Paledriver

Livro | Satantango | 1985 | László Krasznahorkai

Um livro estranho, difícil no começo, inquieta, incomoda. Mas depois você vai pegando o fluxo do estilo e a magia começa a acontecer.

Meu primeiro impacto foi como se Twin Peaks encontrasse Caverna do Dragão, além de comparações entre Irimiás e o Juiz do Meridiano de Sangue, que me impressionou muitíssimo. Porém o Juiz é obviamente diabólico, o Irimiás é ambíguo. E essa chave da ambiguidade está em todo Satantango. E, claro, tem a coisa da música. O Juiz interpreta tudo como uma dança, quase um cerimonial, como deixa claro para o Kid já no final do épico. Na obra húngara, a dança está no estilo e no ritmo, e só é mencionada, de maneira inclusive marcante, no final da primeira parte, no transe coletivo da dobra da fita de Moebius. E foi essa imagem da fita de Moebius, que li em um crítica ao livro, que me deu o estalo para entender toda a ideia.

É real ou ficção? É materialista ou metafísico? Irimiás é bom ou mau? Futaki é um rebelde ou só um outro tipo de escravo? Coletivo ou individual? O Doutor é um eremita misantropo ou ele se importa?

Krasznahorkai gera um clima de suspensão do tempo, uma decadência generalizada (que alguns comentaristas adjetivam como "apocalíptica" mas eu só concordo em um sentido bem específico de apocalipse, o de um modo de vida, não o do planeta, etc) que torna todos ali vulneráveis à promessas de salvação, à esperança. A vulnerabilidade torna todos manipuláveis ao ponto de esquecerem até o básico da autopreservação.

Mas mesmo essa esperança é ambígua, tem dois lados que na verdade são o mesmo (a fita de Moebius), pois é um otimismo intermitente, sempre contaminado por uma sensação de mau presságio.

Do ponto de vista narrativo, eu terminei o livro tendo certeza que Irimiás era um vigarista. Manipulador habilidoso aproveitando-se da miséria material e espiritual dos assentados. Mas essa interpretação crua só é possível se você pular alguns pontos da história. O que o Oficial do Estado pede para Irimiás, exatamente, que o faz voltar para o assentamento? Não fica claro, mas no final do tango que são os capítulos, vemos que Irimiás fez um relatório de cada assentado para o governo húngaro, onde os critica pesadamente mas ao mesmo tempo os reporta como inofensivos (até mesmo Futaki). Irimiás compra um monte de armas e explosivos, e não o vemos usá-los, nem sabemos o motivo, mas ele consegue o material bélico com agentes do Estado. Por qual motivo Krasznahorkai incluiu esses elementos na história?
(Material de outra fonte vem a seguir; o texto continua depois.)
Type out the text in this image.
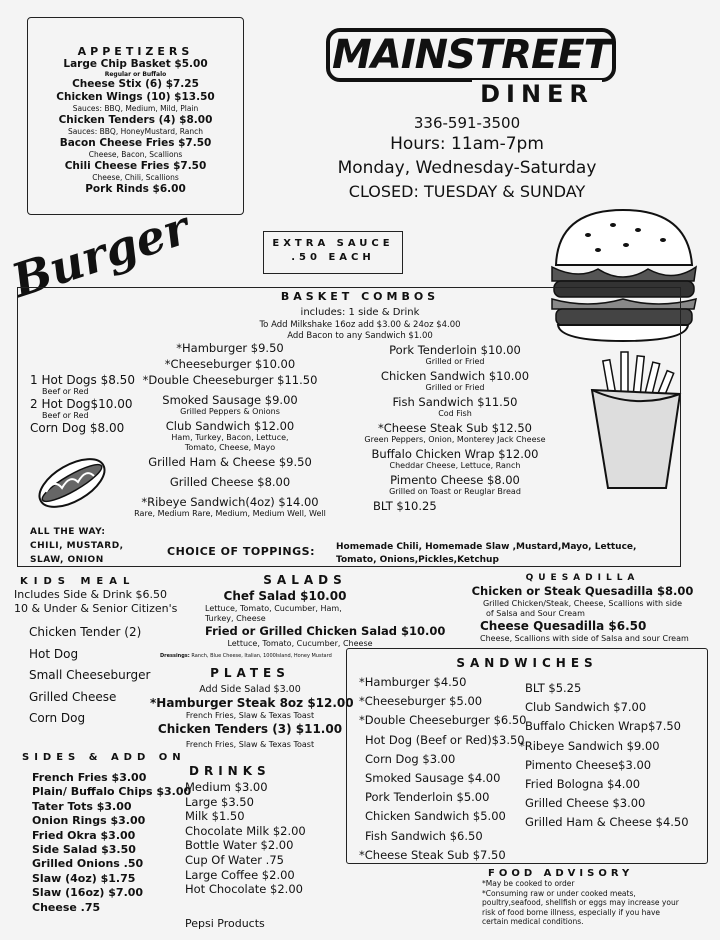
APPETIZERS
Large Chip Basket $5.00
Regular or Buffalo
Cheese Stix (6) $7.25
Chicken Wings (10) $13.50
Sauces: BBQ, Medium, Mild, Plain
Chicken Tenders (4) $8.00
Sauces: BBQ, HoneyMustard, Ranch
Bacon Cheese Fries $7.50
Cheese, Bacon, Scallions
Chili Cheese Fries $7.50
Cheese, Chili, Scallions
Pork Rinds $6.00
MAINSTREET
DINER
336-591-3500
Hours: 11am-7pm
Monday, Wednesday-Saturday
CLOSED: TUESDAY & SUNDAY
EXTRA SAUCE
.50 EACH
Burger	BASKET COMBOS
includes: 1 side & Drink
To Add Milkshake 16oz add $3.00 & 24oz $4.00
Add Bacon to any Sandwich $1.00
1 Hot Dogs $8.50
Beef or Red
2 Hot Dog$10.00
Beef or Red
Corn Dog $8.00
*Hamburger $9.50
*Cheeseburger $10.00
*Double Cheeseburger $11.50
Smoked Sausage $9.00
Grilled Peppers & Onions
Club Sandwich $12.00
Ham, Turkey, Bacon, Lettuce,
Tomato, Cheese, Mayo
Grilled Ham & Cheese $9.50
Grilled Cheese $8.00
*Ribeye Sandwich(4oz) $14.00
Rare, Medium Rare, Medium, Medium Well, Well
Pork Tenderloin $10.00
Grilled or Fried
Chicken Sandwich $10.00
Grilled or Fried
Fish Sandwich $11.50
Cod Fish
*Cheese Steak Sub $12.50
Green Peppers, Onion, Monterey Jack Cheese
Buffalo Chicken Wrap $12.00
Cheddar Cheese, Lettuce, Ranch
Pimento Cheese $8.00
Grilled on Toast or Reuglar Bread
BLT $10.25
ALL THE WAY:
CHILI, MUSTARD,
SLAW, ONION
CHOICE OF TOPPINGS: Homemade Chili, Homemade Slaw ,Mustard,Mayo, Lettuce,
Tomato, Onions,Pickles,Ketchup
KIDS MEAL
Includes Side & Drink $6.50
10 & Under & Senior Citizen's
Chicken Tender (2)
Hot Dog
Small Cheeseburger
Grilled Cheese
Corn Dog
SALADS
Chef Salad $10.00
Lettuce, Tomato, Cucumber, Ham,
Turkey, Cheese
Fried or Grilled Chicken Salad $10.00
Lettuce, Tomato, Cucumber, Cheese
Dressings: Ranch, Blue Cheese, Italian, 1000Island, Honey Mustard
PLATES
Add Side Salad $3.00
*Hamburger Steak 8oz $12.00
French Fries, Slaw & Texas Toast
Chicken Tenders (3) $11.00
French Fries, Slaw & Texas Toast
QUESADILLA
Chicken or Steak Quesadilla $8.00
Grilled Chicken/Steak, Cheese, Scallions with side
of Salsa and Sour Cream
Cheese Quesadilla $6.50
Cheese, Scallions with side of Salsa and sour Cream
SANDWICHES
*Hamburger $4.50
*Cheeseburger $5.00
*Double Cheeseburger $6.50
Hot Dog (Beef or Red)$3.50
Corn Dog $3.00
Smoked Sausage $4.00
Pork Tenderloin $5.00
Chicken Sandwich $5.00
Fish Sandwich $6.50
*Cheese Steak Sub $7.50
BLT $5.25
Club Sandwich $7.00
Buffalo Chicken Wrap$7.50
*Ribeye Sandwich $9.00
Pimento Cheese$3.00
Fried Bologna $4.00
Grilled Cheese $3.00
Grilled Ham & Cheese $4.50
SIDES & ADD ON
French Fries $3.00
Plain/ Buffalo Chips $3.00
Tater Tots $3.00
Onion Rings $3.00
Fried Okra $3.00
Side Salad $3.50
Grilled Onions .50
Slaw (4oz) $1.75
Slaw (16oz) $7.00
Cheese .75
DRINKS
Medium $3.00
Large $3.50
Milk $1.50
Chocolate Milk $2.00
Bottle Water $2.00
Cup Of Water .75
Large Coffee $2.00
Hot Chocolate $2.00
Pepsi Products
FOOD ADVISORY
*May be cooked to order
*Consuming raw or under cooked meats,
poultry,seafood, shellfish or eggs may increase your
risk of food borne illness, especially if you have
certain medical conditions.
Na minha opinião, Irimiás pode ter mesmo salvo todos. Se ele foi enviado para espioná-los/matá-los, como a compra de armas e explosivos sugere, ele provavelmente o faria no castelo, com todos lá. Mas não o faz. Talvez a visão dos véus e do corpo de Estike indo ao céu tenham levado-o a uma conversão. Ao pegar o dinheiro deles, levar para longe e fazê-los sumir cada um para um canto longe do vilarejo, ele os tira dos olhos do governo, protege o dinheiro deles e dá um destino. Ao falar terrivelmente mal deles para as autoridades, ele se protege do autoritarismo de Oficiais que se veem como protetores e salvadores em uma filosofia paternalista do Estado (ou de qualquer poder efetivo) camuflando-se ao ser ainda mais cruel e sociopata. Isso manipula a Autoridade, e ele o faz com a mesma habilidade q manipula os camponeses. Com o dinheiro dos assentados na mão, poderia ter seguido a ideia de Petrina e simplesmente desaparecido - fugindo dos assentados, sim, mas também do Estado - mas ele, ao invés disso, bola um plano e os tira do caos que havia se transformado o castelo após a noite de pesadelos. Os separa, dá um destino e uma função na sociedade, os tira do limbo que era o assentamento.

Ainda assim, sinto que me escapa a parte da fita de Moebius que é o arco do Doutor, que envolve também, é claro, Estike, as Horgos no moinho, o louco na capela, os 13 dias no hospital e o "fim/início". Minha sensação que esse é um arco 100% dedicado à metáforas, algumas que dialogam diretamente com o arco de Irimiás, outras que para mim não ficaram claras.

Se existe a dimensão em que a história é escrita nos cadernos do Doutor, o que faria de Irimiás um alterego dele, e eles são, cada um em sua dimensão, a aranha invisível que tece a teia, de fato o comportamento deles se assemelha. Pois o Doutor é cruel, nojento mesmo. Ainda assim, no final, ele se importa com os assentados e os salva do limbo.

Talvez eu em breve releia. Dê outra volta na fita.